Caroline Sageman

Caroline Sageman – ‘Frederic Chopin: Piano Sonata No. 2 in B-flat minor, Op. 35 4 Scherzos’ An SACD review by Mark Jordan

The finest artists rarely win the big international competitions. Caroline Sageman placed sixth in the International Chopin Piano Competition in 1990 (granted, she was only seventeen at the time). In the intervening years, I have not heard anything of the higher prizewinners – yet here is Sageman, emerging as a fully-formed, thoughtful artist of power and control. The competitions, with their decisions made by committee, have a tendency to settle on mainstream, flashy players who moderately please everyone and largely offend no one. A more probing artist can potentially be very off-putting. And so it is with Sageman. This recording is mightily impressive to anyone who can accept a more granitic, monumental view of this composer. No sign here of Chopin as neurotic, hearts-and-flowers romantic – Sageman seems intent on proving that Chopin’s genius extends to structural and harmonic innovations that almost two centuries later still have the power to shock. And here, they do. I remain a devotee of the emotional, impulsive school of Chopin playing typified by Alfred Cortot, but after hearing this towering recording, I wouldn’t want to be without it. It reveals some surprising new facets of Chopin’s diamonds.

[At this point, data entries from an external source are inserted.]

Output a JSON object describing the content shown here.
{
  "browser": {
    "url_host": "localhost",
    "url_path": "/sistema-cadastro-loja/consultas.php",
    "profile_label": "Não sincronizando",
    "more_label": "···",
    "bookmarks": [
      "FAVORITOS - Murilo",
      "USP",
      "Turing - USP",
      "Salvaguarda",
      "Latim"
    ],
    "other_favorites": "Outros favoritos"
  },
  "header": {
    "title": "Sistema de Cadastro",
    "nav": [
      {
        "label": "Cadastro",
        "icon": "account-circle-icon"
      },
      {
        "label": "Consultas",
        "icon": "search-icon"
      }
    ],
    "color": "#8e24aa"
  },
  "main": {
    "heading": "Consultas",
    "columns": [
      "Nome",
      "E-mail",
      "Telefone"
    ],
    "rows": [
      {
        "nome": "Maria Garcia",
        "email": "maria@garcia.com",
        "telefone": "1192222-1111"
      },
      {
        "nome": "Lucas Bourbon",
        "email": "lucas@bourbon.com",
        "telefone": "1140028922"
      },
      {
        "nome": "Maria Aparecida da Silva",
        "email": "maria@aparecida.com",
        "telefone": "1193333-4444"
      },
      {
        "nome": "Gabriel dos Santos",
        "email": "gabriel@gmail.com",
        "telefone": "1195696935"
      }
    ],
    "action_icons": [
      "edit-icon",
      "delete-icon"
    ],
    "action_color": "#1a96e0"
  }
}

Interestingly, it is said that Caroline Sageman reveres Arthur Rubinstein and Claudio Arrau. Evidently, she absorbed whatever she needed from those legends but has subsequently continued along her own path. With broad – yet never slack – tempos and a powerful sound that can yet retreat into luminous pearls, Sageman undertakes a voyage into rarely traveled terrain for Chopin pianists. Take her approach to Chopin’s Second Piano Sonata. Rubinstein performs the piece ‘songfully’, surging with sweetness and memories in the reflective parts, and with tempered passion in the darker pages. The more adventurous performance that Vladimir Horowitz recorded for Columbia in the 1960’s (currently available on SACD from Sony) unfolds in a highly inflected fever-dream state, with Horowitz’s trademark attacks and detailed shaping. Sageman’s performance is quite different from either of these. She too brings out the singing, luminous qualities of the piece without swooning over it, yet it seems far removed from the personable warmth of Rubinstein. Though Sageman sings, she climbs mountains and has her emotional focus on visionary realms. Her focus is intense, so one could hardly call Sageman’s style cold, but it is anything but warm and friendly. In a certain way, she bears a resemblance to the fierce intensity of Helene Grimaud, but then Grimaud seems much more in the Horowitzian vein, whereas Sageman never careens into climaxes and shows no signs of wanting to reduce the piano to a pile of rubble. In short, Sageman finds inexorable, almost Brucknerian vistas in this music, proving once again that the great composers, no matter how familiar and inextricable from their time they may be, lurk with new discoveries and visions waiting to be brought to life by the right artist.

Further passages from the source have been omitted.